1. Shoulder shrug and chin tuck defense - raise the shoulder on the threading side while tucking your chin tight, closing the gap the leg needs to clear
- When to use: At the earliest recognition that the attacker is withdrawing a hook and beginning the leg threading motion, before the leg reaches the shoulder
- Targets: Harness
- If successful: The attacker’s leg cannot clear the shoulder and they must either abandon the triangle attempt and re-establish their hook, returning to standard harness control
- Risk: If you over-commit the shoulder shrug, you may temporarily reduce your choke defense on that side, giving the attacker a brief window to advance the rear naked choke
2. Turn into the opening - when you feel the hook withdraw, immediately hip escape and turn your body toward the side where the hook was removed to face the attacker
- When to use: During the transition window when one hook is removed and the attacker has reduced lower body control, before the leg begins its arc over the shoulder
- Targets: Half Guard
- If successful: You escape the back position entirely and recover to half guard or closed guard by turning to face your opponent before they can re-establish back control
- Risk: If the turn is too slow or the remaining hook prevents full rotation, you end up in a worse position with the attacker able to transition to a mounted triangle or front-facing control
3. Ankle strip and leg push - grab the attacker’s threading leg at the ankle or shin as it comes over the shoulder and push it back over before the figure-four locks
- When to use: When the leg has already cleared the shoulder but the figure-four has not yet been locked, during the 2-3 second window before the triangle consolidates
- Targets: Harness
- If successful: The triangle is prevented from locking and the attacker must retract the leg, returning to harness position with potentially compromised hook placement
- Risk: By releasing your grip on the choking arm to fight the leg, you expose your neck to the rear naked choke if the attacker quickly re-attacks rather than pursuing the triangle
4. Two-on-one arm extraction - if the triangle locks with your arm trapped, immediately grip your own wrist and work to pull the trapped arm across your centerline and out of the triangle
- When to use: After the figure-four is locked and one arm is trapped inside the triangle, as the first priority escape action before the choke tightens fully
- Targets: Harness
- If successful: Extracting the arm removes the mechanical wedge that makes the triangle effective as a choke, dramatically reducing finishing pressure and opening escape pathways
- Risk: The extraction attempt may fail if the attacker squeezes knees together to prevent arm removal, and the effort expended during failed extraction accelerates fatigue under choking pressure
Best-Case Outcomes for Defender
What is the best outcome when defending Triangle from Back?
→ Harness
Block the triangle entry by keeping shoulders tight and denying the gap, or strip the leg before the figure-four locks.

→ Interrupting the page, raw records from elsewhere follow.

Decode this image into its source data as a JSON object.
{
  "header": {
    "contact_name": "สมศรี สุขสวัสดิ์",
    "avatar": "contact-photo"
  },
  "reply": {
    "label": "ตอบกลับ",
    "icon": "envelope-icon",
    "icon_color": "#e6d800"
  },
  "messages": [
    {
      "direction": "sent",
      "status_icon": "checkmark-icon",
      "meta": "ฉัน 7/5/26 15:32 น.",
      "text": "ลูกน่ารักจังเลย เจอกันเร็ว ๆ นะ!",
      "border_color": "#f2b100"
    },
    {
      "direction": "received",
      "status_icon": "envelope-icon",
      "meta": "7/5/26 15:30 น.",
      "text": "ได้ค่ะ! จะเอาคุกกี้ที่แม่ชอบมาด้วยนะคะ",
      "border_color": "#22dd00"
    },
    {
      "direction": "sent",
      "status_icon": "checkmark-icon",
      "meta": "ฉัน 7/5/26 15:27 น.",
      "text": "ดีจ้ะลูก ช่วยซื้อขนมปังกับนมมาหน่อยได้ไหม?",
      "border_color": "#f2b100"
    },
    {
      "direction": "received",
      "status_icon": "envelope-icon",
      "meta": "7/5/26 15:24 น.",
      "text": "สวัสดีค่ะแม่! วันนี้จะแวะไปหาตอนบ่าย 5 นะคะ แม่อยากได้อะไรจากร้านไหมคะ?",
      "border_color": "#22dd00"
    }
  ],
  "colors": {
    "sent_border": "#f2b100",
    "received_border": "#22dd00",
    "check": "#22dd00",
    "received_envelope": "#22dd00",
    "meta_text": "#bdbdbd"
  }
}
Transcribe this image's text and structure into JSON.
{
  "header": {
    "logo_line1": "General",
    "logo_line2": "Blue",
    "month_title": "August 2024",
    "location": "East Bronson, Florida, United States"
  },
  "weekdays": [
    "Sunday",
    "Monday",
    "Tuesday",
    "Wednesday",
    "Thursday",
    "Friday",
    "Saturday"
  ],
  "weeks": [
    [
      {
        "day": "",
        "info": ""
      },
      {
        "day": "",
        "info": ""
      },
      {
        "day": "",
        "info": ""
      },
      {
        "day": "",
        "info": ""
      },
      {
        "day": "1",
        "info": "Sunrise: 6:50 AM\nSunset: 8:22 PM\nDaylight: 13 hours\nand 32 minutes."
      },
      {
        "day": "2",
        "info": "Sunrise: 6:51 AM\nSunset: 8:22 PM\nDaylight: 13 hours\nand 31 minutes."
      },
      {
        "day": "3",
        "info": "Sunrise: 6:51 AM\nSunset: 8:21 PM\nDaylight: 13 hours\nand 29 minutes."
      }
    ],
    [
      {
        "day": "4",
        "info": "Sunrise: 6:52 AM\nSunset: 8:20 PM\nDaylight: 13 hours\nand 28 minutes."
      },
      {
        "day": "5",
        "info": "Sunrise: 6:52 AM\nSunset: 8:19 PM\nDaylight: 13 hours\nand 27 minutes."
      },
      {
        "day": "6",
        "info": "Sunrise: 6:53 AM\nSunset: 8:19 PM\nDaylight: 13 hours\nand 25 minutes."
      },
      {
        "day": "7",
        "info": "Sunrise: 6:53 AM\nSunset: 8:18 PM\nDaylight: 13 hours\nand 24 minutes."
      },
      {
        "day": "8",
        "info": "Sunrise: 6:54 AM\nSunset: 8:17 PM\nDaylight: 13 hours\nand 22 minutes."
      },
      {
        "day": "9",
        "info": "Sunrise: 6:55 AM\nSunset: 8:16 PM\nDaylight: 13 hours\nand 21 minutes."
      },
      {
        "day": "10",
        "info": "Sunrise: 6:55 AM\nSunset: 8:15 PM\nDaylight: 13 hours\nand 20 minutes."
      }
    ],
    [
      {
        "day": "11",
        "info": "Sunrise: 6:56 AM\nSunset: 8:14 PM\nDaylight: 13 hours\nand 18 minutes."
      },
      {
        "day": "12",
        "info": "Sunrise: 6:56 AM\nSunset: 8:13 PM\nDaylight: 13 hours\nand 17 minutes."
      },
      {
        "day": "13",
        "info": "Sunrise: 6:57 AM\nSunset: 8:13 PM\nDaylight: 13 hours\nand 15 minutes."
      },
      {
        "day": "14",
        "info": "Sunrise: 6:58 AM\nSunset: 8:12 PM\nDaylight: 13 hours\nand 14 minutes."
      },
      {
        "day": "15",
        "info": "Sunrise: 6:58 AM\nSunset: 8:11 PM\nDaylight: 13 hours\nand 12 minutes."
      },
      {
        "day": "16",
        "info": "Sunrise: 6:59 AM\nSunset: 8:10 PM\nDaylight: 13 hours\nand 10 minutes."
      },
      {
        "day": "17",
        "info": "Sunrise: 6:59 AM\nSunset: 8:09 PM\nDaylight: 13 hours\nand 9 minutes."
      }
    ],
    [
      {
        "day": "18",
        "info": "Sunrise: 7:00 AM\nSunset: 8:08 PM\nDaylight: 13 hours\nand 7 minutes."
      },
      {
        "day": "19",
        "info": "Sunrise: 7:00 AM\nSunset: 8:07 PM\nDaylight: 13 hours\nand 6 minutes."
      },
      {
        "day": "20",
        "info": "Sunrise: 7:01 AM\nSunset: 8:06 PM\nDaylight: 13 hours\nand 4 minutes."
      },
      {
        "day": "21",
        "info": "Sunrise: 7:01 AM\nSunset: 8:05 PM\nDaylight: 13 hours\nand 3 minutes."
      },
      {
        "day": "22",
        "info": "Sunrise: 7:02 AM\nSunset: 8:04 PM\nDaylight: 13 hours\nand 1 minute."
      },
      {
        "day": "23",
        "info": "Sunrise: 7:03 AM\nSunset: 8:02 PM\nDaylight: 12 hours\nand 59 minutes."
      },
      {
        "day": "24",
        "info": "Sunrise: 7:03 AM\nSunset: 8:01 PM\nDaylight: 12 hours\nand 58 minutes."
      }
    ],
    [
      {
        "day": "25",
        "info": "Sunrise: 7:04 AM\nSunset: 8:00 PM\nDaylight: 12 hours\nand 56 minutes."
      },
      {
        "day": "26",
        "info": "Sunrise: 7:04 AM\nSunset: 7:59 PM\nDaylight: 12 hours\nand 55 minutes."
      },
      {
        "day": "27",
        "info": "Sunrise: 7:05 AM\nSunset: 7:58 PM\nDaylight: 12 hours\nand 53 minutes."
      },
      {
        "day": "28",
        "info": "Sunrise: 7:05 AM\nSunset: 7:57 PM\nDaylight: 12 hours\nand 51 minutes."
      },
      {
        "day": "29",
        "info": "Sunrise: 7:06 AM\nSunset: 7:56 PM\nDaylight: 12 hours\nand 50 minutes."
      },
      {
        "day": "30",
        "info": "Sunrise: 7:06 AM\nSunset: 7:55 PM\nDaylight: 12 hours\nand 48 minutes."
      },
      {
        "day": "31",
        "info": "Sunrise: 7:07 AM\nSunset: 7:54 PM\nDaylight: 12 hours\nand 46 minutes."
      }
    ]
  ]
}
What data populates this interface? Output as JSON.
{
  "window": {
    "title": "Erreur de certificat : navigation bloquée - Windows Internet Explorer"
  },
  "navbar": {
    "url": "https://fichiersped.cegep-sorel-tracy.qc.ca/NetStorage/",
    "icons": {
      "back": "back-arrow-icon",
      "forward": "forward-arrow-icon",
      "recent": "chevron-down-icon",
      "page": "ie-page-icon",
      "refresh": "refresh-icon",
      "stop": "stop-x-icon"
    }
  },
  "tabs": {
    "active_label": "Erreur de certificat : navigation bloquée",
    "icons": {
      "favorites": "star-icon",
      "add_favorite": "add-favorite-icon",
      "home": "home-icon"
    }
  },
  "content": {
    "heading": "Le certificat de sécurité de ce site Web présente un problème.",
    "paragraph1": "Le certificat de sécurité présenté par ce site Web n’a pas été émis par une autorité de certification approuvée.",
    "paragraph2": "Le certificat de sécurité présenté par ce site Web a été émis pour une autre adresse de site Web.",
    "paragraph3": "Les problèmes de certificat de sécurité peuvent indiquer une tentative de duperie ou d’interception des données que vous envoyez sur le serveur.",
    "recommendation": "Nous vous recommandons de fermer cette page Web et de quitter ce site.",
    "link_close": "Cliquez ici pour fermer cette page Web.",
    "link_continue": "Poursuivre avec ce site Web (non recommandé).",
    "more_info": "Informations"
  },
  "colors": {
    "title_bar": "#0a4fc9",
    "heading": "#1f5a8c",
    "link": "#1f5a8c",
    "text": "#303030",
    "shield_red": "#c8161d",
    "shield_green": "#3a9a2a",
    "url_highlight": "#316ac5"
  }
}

Maintain two-on-one control on the choking arm while using your far-side elbow to block leg threading attempts. The attacker returns to standard harness position where you resume normal back escape sequences.
→ Half Guard
Exploit the transition window when the attacker removes a hook to thread the leg. Immediately hip escape and turn toward the opening to face the attacker. Use the reduced lower body control to create enough rotation to recover half guard before the attacker can re-establish hooks or complete the triangle. This requires committed timing and willingness to accept the momentary risk of turning.